Inside the call to runReflexGtk you can assume that GTK has been initialized and start creating GTK widgets:

myReactiveCode :: (MonadReflexGtk t m) => Application -> m ()
myReactiveCode gtkApplication = do
  window <- runGtk $ applicationWindowNew gtkApplication
  box <- runGtk $ boxNew OrientationVertical 0
  containerAdd window box
  input1 <- runGtk entryNew
  input2 <- runGtk entryNew
  output <- runGtk $ labelNew Nothing
  runGtk $ boxPackStart box input1 False False 0
  runGtk $ boxPackStart box input2 False False 0
  runGtk $ boxPackStart box output False False 0

Note that we use runGtk to execute GTK functions instead of relying on liftIO. This is because GTK functions are required to be run with the correct thread local context. reflex-gi-gtk internally uses multiple threads in a way that makes it hard to predict in which thread a given piece of code will run. runGtk will ensure that the lifted IO action is always run in the appropriate threading context for GTK functions.

You can also start obtaining reactive inputs from widget signals:

  text1 <- dynamicOnSignal "" input1 #changed $ \fire -> labelGetText input1 >>= fire
  text2 <- dynamicOnAttribute input2 #text

This creates to Dynamics containing texts. text1 is constructed based on the #changed event of the first input Entry while text2 is bound to the attribute #text of input2, but overall the effect will be the same. Both text1 and text2 will always contain the text entered into their respective input Entry.

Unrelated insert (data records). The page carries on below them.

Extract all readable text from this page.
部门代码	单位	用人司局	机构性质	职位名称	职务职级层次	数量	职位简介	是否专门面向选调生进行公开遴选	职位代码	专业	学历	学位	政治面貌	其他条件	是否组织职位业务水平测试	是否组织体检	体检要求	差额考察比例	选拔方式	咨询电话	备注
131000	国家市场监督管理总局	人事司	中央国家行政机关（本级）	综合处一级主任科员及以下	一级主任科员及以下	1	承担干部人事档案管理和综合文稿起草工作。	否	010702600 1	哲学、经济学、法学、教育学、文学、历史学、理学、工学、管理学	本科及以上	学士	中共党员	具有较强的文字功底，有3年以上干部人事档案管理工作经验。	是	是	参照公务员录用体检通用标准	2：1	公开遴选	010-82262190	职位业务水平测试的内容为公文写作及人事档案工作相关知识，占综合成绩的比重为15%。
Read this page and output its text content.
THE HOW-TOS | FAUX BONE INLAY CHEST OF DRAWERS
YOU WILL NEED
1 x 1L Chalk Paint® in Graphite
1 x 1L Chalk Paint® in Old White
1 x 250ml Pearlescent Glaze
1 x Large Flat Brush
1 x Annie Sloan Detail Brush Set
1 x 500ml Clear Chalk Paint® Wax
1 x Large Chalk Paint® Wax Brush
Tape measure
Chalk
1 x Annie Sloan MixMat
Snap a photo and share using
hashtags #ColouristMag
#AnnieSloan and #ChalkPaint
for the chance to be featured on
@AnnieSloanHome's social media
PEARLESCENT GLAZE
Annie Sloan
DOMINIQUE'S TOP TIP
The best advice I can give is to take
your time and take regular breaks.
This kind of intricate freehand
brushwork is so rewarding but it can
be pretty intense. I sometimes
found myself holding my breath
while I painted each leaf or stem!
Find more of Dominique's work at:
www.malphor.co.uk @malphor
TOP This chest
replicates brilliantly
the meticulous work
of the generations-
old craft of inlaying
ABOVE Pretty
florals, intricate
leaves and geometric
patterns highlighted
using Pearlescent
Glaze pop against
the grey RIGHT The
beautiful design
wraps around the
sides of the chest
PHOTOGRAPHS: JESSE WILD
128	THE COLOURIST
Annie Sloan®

Once we have obtained reactive inputs, we can of course manipulate them just as any other reactive values:

  let combinedText = liftA2 (<>) text1 text2

In the end, we can also render dynamic values to attributes of GTK widgets:

  sink output [#label :== combinedText]

Don't forget to call widgetShowAll on your window at an appropriate time:

  _ <- gtkApplication `on` #activate $ widgetShowAll window
  pure ()

When you compile and run your program above, you should see your two input boxes and the appropriate, dynamically updated output label.